The LAPD assigned security and surveillance details to at least 50 threatened officers and their families. A typical detail consists of two to five or more guards. And those guards must be changed every eight to 12 hours.
Those details stayed in place long after Dorner was killed in a firefight on February 12.
But if your bullying neighbor threatens to kill you, don’t expect the police to send a guard detail over. They’ll claim: ”We can’t do anything until the guy does something.
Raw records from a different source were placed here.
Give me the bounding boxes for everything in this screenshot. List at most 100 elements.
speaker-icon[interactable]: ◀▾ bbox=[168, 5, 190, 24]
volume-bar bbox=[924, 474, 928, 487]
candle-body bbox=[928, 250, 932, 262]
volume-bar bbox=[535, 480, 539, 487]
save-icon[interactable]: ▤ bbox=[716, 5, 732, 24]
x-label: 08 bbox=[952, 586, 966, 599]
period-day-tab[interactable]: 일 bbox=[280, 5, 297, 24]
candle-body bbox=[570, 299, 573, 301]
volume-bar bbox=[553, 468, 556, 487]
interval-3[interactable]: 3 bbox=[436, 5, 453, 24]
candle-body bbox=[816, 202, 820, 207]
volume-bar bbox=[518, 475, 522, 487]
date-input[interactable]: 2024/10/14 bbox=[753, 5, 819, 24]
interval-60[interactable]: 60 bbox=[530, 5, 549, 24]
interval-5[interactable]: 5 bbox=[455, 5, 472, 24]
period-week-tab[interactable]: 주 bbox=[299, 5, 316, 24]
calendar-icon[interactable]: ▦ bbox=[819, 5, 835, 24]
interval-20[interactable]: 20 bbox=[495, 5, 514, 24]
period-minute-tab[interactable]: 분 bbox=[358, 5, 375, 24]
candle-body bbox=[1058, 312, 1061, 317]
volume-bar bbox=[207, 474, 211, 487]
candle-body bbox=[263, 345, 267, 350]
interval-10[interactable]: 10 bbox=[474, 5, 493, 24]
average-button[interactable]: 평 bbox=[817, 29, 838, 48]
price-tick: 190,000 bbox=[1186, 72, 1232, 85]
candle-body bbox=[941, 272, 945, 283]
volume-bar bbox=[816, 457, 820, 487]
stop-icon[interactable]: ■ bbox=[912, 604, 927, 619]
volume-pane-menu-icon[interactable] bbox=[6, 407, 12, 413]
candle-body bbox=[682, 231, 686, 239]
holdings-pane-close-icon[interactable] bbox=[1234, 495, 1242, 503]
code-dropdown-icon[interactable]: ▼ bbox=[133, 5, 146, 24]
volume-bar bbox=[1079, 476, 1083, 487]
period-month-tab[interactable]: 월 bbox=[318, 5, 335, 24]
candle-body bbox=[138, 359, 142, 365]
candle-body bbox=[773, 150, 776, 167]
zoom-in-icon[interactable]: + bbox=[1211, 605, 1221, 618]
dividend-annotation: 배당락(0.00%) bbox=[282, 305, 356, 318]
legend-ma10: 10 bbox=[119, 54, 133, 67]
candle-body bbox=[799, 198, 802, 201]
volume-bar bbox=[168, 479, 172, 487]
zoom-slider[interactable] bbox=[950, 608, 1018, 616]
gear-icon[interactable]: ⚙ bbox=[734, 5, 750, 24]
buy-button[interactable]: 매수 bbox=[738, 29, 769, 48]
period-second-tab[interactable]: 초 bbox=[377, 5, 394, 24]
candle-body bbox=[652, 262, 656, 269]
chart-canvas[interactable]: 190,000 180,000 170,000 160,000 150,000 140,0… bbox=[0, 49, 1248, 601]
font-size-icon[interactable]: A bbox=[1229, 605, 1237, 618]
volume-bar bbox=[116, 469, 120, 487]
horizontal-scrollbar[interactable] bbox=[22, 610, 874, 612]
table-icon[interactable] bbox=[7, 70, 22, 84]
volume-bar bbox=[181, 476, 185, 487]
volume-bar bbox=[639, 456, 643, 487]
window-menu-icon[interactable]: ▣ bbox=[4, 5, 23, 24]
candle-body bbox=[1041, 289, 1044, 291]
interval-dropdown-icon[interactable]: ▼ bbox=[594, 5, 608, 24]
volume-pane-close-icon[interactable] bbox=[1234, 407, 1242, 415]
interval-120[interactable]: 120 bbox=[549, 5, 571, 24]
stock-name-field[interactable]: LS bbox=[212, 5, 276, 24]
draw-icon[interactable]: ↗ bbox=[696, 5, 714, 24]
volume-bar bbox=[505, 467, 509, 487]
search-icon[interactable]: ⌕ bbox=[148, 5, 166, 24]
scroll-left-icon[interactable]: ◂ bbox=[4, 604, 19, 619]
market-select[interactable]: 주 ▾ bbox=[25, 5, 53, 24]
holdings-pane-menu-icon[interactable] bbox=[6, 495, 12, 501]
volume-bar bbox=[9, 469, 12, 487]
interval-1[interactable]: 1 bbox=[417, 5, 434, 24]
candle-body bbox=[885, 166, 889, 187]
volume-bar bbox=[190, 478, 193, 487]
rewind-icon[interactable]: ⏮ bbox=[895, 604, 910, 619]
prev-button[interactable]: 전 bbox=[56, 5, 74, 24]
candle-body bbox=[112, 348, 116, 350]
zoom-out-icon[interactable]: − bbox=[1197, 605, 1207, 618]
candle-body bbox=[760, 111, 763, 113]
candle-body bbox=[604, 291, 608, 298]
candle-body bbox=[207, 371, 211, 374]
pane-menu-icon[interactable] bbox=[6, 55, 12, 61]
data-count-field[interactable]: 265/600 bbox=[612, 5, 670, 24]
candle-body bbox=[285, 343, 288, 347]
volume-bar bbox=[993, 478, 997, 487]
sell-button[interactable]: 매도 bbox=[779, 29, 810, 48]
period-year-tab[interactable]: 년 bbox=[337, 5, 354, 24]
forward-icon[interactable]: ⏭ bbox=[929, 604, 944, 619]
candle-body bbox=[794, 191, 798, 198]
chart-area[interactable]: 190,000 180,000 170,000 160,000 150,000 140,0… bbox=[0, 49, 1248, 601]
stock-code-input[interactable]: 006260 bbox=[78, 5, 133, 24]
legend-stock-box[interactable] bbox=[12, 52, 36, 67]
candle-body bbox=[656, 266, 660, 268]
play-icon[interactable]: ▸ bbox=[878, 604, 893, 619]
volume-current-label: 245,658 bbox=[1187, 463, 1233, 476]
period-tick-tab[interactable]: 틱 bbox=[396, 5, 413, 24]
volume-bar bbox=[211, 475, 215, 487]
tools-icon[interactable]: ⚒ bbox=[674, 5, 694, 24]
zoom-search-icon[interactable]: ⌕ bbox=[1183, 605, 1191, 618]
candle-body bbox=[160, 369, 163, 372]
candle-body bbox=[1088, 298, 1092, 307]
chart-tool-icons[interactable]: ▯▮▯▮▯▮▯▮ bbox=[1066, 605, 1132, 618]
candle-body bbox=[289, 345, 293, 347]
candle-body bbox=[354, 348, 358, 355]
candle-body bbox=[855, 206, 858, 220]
If he does, give us a call.”
Third, the more status and wealth you command, the more likely the police are to address your complaint or solve your case.
If you’re rich, your complaint will likely get top priority and the best service the agency can provide.
But if you’re poor or even middle-class without high-level political or police connections, you’ll be told: “We just don’t have the resources to protect everybody.”
Fourth, don’t expect your police department to operate with the vigor or efficiency of TV police agencies.
“I want this rock [Hawaii] sealed off,” Steve McGarrett (Jack Lord) routinely ordered when pursuing criminals on “Hawaii Five-O.”
Jack Lord as Steve McGarrett
Real-life police departments, on the other hand:
- Often lack state-of-the-art crime labs to analyze evidence.
- Often lose or accidentally destroy important files.
- Are–like all bureaucracies–staffed by those who are lazy, indifferent or incompetent.
- Are notoriously competitive, generally refusing to share information with other police departments-–thus making it easier for criminals to run amok.
Even when police ”solve” a crime, that simply means making an arrest.
After that, there are at least three possible outcomes:
- The District Attorney may decide not to file charges.
- Or the perpetrator may plead to a lesser offense and serve only a token sentence-–or none at all.
- Or he might be found not guilty by a judge or jury.
Fifth, the result of all this can only be increased disrespect for law enforcement from a deservedly–and increasingly–cynical public.
It is the witnessing of blatant inequities and hypocrisies such as those displayed in the Christopher Dorner case that most damages public support for police at all levels.
When citizens believe police care only about themselves, and lack the ability-–or even the will-–to protect citizens or avenge their victimization by arresting the perpetrators, that is a deadly blow to law enforcement.
Police depend on citizens for more than crime tips. They depend upon them to support hiring more cops and buying state-of-the-art police equipment. When public support vanishes, so does much of that public funding.
The result can only be a return to the days of the lawless West, where citizens–as individuals or members of vigilantee committees–looked only to themselves for protection.